TUGAS 7 FIBER OPTIK


1.    Sebutkan 2 jenis gangguan sinyal optik pada media serat optik
Jawaban:
a.    Loss atau hilangnya daya sinyal optik
b.    Dispersion atau perubahan bentuk sinyal optik
2.    Sebutkan 2 akibat yang diakibatkan oleh gangguan tersebut
Jawaban:
a.    Penerima tidak dapat mendeteksi sinyal yang diterima karena terlalu rendah. (Loss of Signal)
b.    Penerima tidak dapat mengenal sinyal informasi karena banyak terjadi cacat atau eror bit, atau yang disebut dengan BER (Bit Eror Rate) yang terlalu tinggi. Untuk sistem jaringan serat optik disyaratkan BER < 1 X 10-9 / jam atau dari 1.000.000 bit yang dikirim dalam 1 jam minimal terjadi 1 bit yang cacat
3.    Apa yang dimaksud abssorption,jelaskan
Jawaban:
Yaitu adanya penyerapan cahaya oleh zat medium inti gelas yang mengandung molekul OH+, molekul ini sifatnya adalah menyerap cahaya.
4.    Apa yang dimaksud dengan scatering, jelaskan
Jawaban:
Yaitu penyebaran cahaya yang tidak beraturan pada core, sehingga berkas cahaya yang diterima tidak sempurna.
5.    Apa yang dimaksud dengan macro bending
Jawaban:
Makro bending merupakan lengkungan dengan diameter kecil pada kabel serat optik.

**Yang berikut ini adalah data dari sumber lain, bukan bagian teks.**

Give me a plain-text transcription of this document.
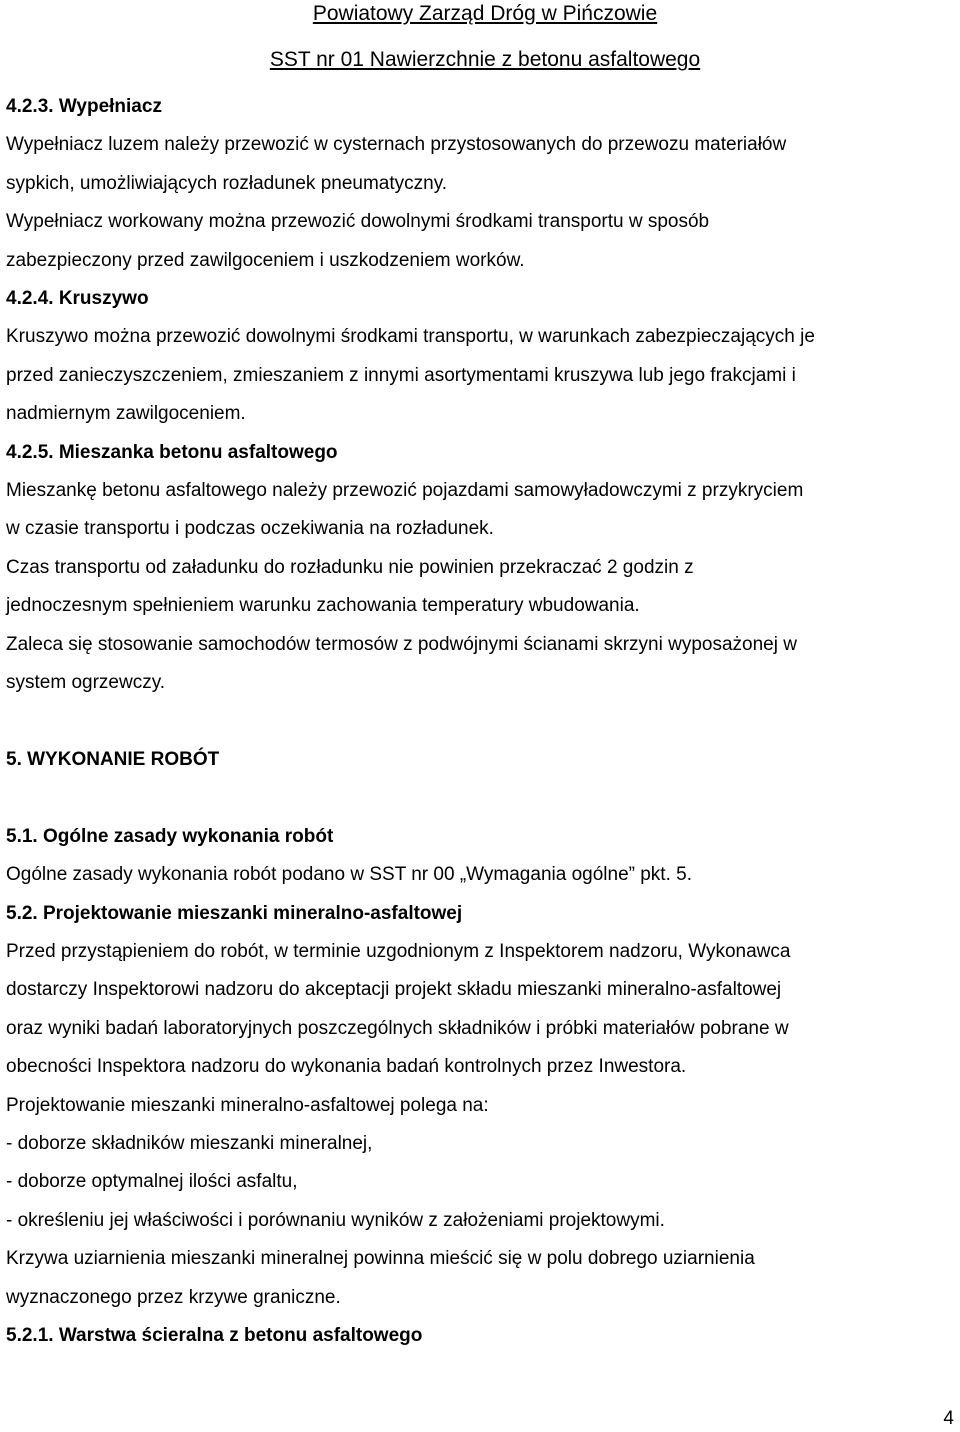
Powiatowy Zarząd Dróg w Pińczowie
SST nr 01 Nawierzchnie z betonu asfaltowego
4.2.3. Wypełniacz
Wypełniacz luzem należy przewozić w cysternach przystosowanych do przewozu materiałów
sypkich, umożliwiających rozładunek pneumatyczny.
Wypełniacz workowany można przewozić dowolnymi środkami transportu w sposób
zabezpieczony przed zawilgoceniem i uszkodzeniem worków.
4.2.4. Kruszywo
Kruszywo można przewozić dowolnymi środkami transportu, w warunkach zabezpieczających je
przed zanieczyszczeniem, zmieszaniem z innymi asortymentami kruszywa lub jego frakcjami i
nadmiernym zawilgoceniem.
4.2.5. Mieszanka betonu asfaltowego
Mieszankę betonu asfaltowego należy przewozić pojazdami samowyładowczymi z przykryciem
w czasie transportu i podczas oczekiwania na rozładunek.
Czas transportu od załadunku do rozładunku nie powinien przekraczać 2 godzin z
jednoczesnym spełnieniem warunku zachowania temperatury wbudowania.
Zaleca się stosowanie samochodów termosów z podwójnymi ścianami skrzyni wyposażonej w
system ogrzewczy.
5. WYKONANIE ROBÓT
5.1. Ogólne zasady wykonania robót
Ogólne zasady wykonania robót podano w SST nr 00 „Wymagania ogólne” pkt. 5.
5.2. Projektowanie mieszanki mineralno-asfaltowej
Przed przystąpieniem do robót, w terminie uzgodnionym z Inspektorem nadzoru, Wykonawca
dostarczy Inspektorowi nadzoru do akceptacji projekt składu mieszanki mineralno-asfaltowej
oraz wyniki badań laboratoryjnych poszczególnych składników i próbki materiałów pobrane w
obecności Inspektora nadzoru do wykonania badań kontrolnych przez Inwestora.
Projektowanie mieszanki mineralno-asfaltowej polega na:
- doborze składników mieszanki mineralnej,
- doborze optymalnej ilości asfaltu,
- określeniu jej właściwości i porównaniu wyników z założeniami projektowymi.
Krzywa uziarnienia mieszanki mineralnej powinna mieścić się w polu dobrego uziarnienia
wyznaczonego przez krzywe graniczne.
5.2.1. Warstwa ścieralna z betonu asfaltowego
4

6.    Apa yang dimaksud dengan micro bending
Jawaban:
Mikro bending merupakan tekukan dan tekanan berlebihan pada serat optik.
7.    Apa yang dimaksud dengan modal dispersion
Jawaban:
Yaitu dispersi yang terjadi pada fiber optik jenis multimode baikyang steps indeks maupun graded indeks.
8.    Apa yang dimaksud dengan chromatic dispersion
Jawaban:
Yaitu dispersi yang terjadi pada fiber optik jenis multimode dan single mode karena pengaruh dari bahan gelas silika media optik
9.    Apa yang dimaksud dengan polarization dispersion
Jawaban:
Yaitu dispersi karena adanya perubahan bentuk polarisasi orthogonal cahaya yang diakibatkan oleh bahan pada gelas silika yang indeks biasnya tidak sempurna didalam core fiber optik.
10. Bagaimana caranya untuk mencegah terjadinnya loss yang besar pada saat instalasi
Jawaban:
1.    Sambungan permanen serat optik maksimal adalah 0,2 dB
2.    Mempunyai loss return yang besar ( > 30 dB), yaitu sinyal cahaya yang memantul kembali harus sangat kecil sekali (maksimal 1/1000 dari sinyal yang terkirim)
3.    Dihindari lengkungan dengan lingkaran yang sangat kecil, untuk mencegah makrobending
4.    Dihindari serat optik dari posisi melintir (twisted) agar tidak terjadi  mikrobending
5.    Dihindari tarikan, tekukkan dan tekanan yang berlebihan pada serat optik agar tidak terjadi mikrobending.
6.    Dihindari temperatur yang panas agar tidak merubah struktur zat serat optik.
7.    Pemanasan konektor harus bersih dari debu atau partikel.